После этого и до этого некоторые [замешанные лица] выехали из города и округа, как следует ниже, но частично были арестованы, строго допрошены [с целью получения] достоверных показаний [...]

По призыву нашего милостивого князя и господина мы, депутаты земства, снова назначили день [суда] и сообщили [его] всем, находящимся в настоящее время здесь, а также арестованным, которых велели привести на это место в указанный понедельник после дня св. Сикста 16, и наш милостивый князь явился туда собственной персоной.

Арестованным и оставшимся на свободе, но виновным, которых присутствовало 1600 чел., было предъявлено уголовное обвинение с определенной оговоркой, что к почтенным лицам и невиновным, а также виновным, но не присутствующим здесь, это не относится [...]

Были прочтены показания обвиняемых [...], властей, фогта, суда и членов совета в Шорндорфе, не замешанных в этом деле, а также таковых же среди честных и почтенных членов общины, и [результаты] расследований, произведенных с помощью многих благородных и честных людей.

Напротив, в пользу арестованных ничего основательного приведено не было. После предъявления обвинения более 1600 чел. стояли свободно. Арестованные охотно примкнули бы к ним, но их не хотели принять, дабы каждый сам отвечал за свою вину. Они упали на колени перед герцогом Ульрихом и со смирением и покорностью, без оружия, просили передать через нашего и своего фогта, что они [170] признают, что согрешили против нас и очень виновны, но не хотят с нами судиться, а отдаются, все вместе и каждый в отдельности, на нашу милость, и как мы их накажем, то [наказание] они и примут как справедливое и будут жить в послушании.

На это мы по совету послов наших господ и друзей, государей Пфальца, Вюрцбурга, Страсбурга и Бадена, курфюрстов и князей, а также наших советников, сообщили им через нашего канцлера Грегора Лампартера, что нам дороже всего строгая справедливость; хотя они, забыв свои обязанности и присягу, действовали против нас и наших [людей] столь дерзко и непослушно, но для славы божьей и по их мольбам мы согласны принять их на нашу милость и если они покоряются и будут послушны всему, что на них будет наложено, то пусть выразят на это свое согласие. На это они громко сказали: “Да”, подняв [два] пальца 17 и обещая следовать всему сказанному.
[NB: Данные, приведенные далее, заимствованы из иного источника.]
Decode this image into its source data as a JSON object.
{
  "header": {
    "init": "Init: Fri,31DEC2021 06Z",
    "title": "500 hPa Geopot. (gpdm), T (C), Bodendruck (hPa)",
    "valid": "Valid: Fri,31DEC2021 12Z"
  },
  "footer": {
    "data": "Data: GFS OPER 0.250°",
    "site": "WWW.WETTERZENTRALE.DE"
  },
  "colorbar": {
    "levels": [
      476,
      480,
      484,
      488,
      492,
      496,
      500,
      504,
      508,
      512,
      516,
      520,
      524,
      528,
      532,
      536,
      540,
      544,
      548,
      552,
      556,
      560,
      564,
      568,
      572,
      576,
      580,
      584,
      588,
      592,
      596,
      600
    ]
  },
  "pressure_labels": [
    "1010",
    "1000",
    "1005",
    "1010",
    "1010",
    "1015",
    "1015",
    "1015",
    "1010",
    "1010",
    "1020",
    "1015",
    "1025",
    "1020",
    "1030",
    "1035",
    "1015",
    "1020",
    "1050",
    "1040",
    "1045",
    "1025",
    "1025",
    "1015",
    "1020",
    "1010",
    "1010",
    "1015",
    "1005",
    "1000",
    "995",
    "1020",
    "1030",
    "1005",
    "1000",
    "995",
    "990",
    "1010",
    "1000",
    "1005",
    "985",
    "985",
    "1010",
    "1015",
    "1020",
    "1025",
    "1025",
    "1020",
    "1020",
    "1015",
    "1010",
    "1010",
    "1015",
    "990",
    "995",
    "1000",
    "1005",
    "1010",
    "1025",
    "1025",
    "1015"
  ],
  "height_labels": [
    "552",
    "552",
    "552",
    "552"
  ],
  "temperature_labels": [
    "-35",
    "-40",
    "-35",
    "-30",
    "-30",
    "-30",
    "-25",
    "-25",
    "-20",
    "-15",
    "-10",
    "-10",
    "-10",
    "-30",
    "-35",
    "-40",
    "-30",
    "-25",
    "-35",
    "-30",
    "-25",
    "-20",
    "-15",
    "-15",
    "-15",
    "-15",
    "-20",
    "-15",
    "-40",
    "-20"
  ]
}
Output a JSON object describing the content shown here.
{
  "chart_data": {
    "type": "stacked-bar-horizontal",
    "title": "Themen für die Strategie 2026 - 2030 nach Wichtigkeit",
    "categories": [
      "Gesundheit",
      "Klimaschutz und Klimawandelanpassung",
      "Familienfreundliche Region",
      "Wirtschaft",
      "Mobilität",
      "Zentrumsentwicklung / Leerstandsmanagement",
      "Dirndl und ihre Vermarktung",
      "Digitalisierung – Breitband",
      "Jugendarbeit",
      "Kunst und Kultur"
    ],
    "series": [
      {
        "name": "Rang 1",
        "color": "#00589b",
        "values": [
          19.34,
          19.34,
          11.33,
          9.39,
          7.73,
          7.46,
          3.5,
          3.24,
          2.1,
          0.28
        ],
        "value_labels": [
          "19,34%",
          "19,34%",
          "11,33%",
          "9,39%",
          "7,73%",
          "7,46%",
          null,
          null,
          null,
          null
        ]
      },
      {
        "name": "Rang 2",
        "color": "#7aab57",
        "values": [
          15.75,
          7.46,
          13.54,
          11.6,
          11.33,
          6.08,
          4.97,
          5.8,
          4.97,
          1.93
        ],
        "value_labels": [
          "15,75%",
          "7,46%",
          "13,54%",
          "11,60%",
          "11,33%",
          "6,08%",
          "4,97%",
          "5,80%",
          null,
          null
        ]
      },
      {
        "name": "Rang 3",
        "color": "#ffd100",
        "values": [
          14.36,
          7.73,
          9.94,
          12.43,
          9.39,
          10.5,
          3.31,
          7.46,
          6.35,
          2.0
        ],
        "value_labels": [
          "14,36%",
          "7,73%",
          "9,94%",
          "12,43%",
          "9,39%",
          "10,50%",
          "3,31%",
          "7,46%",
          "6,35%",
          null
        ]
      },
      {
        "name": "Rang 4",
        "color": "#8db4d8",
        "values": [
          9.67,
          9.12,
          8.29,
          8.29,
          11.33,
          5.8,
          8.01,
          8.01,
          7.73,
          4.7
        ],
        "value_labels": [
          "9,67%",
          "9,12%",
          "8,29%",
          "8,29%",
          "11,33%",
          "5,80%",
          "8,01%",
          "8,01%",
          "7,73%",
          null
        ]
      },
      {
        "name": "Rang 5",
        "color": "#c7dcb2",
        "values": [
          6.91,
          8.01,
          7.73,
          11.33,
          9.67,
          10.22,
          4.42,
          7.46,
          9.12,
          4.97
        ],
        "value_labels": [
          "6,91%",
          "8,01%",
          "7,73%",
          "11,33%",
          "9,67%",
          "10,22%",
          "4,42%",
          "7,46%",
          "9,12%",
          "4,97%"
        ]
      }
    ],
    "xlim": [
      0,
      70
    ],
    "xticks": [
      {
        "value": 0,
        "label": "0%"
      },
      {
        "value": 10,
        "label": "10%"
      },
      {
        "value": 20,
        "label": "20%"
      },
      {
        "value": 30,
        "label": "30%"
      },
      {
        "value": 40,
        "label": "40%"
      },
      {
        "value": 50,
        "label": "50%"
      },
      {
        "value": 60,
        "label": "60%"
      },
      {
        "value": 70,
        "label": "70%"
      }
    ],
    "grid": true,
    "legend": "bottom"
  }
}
Мы, депутаты земства, [которым поручено] вынести приговор, испытывали особо верноподданническое удовлетворение по поводу милостивых и высоко разумных действий нашего милостивого князя и господина, в результате чего начатый процесс был прекращен и [судьба] арестованных была предоставлена справедливости и нашему решению.

По обстоятельствам дела мы признали, что, согласно [данным] обвинения и защиты и показаниям обвиняемых, Ганса Фольмара, командира, Бастиана Шварца, сына Ганса, вайбеля и Георга Кремера младшего следует предать в руки палача, который должен отвести их на большой луг и казнить мечом [...], так как эти трое признались, в частности, в своих показаниях, что они, как и большая часть отряда [восставших] [в лагере] на горе, были того мнения, что нужно идти до конца и пройти через всю страну, через все города и села, отобрать силой у нашего милостивого господина, герцога Ульриха, у монахов, попов и дворян то, что они не отдадут добровольно, а кто будет им сопротивляться, того убивать. Это предложил он, Ганс Фольмар, другие командиры и большинство отряда. Также, когда наш милостивый господин и князь был у них в другой раз и хотел принять [от них] присягу, но не мог этого сделать [...], то они горько раскаивались, что не убили или не захватили в плен его княжескую милость. Некоторые из толпы призывали стрелять в его княжескую милость, а один прицелился из своего ружья и хотел стрелять, но вследствие того, что [сопровождавший герцога] конный отряд сбился в кучу [вокруг герцога], он не сделал этого.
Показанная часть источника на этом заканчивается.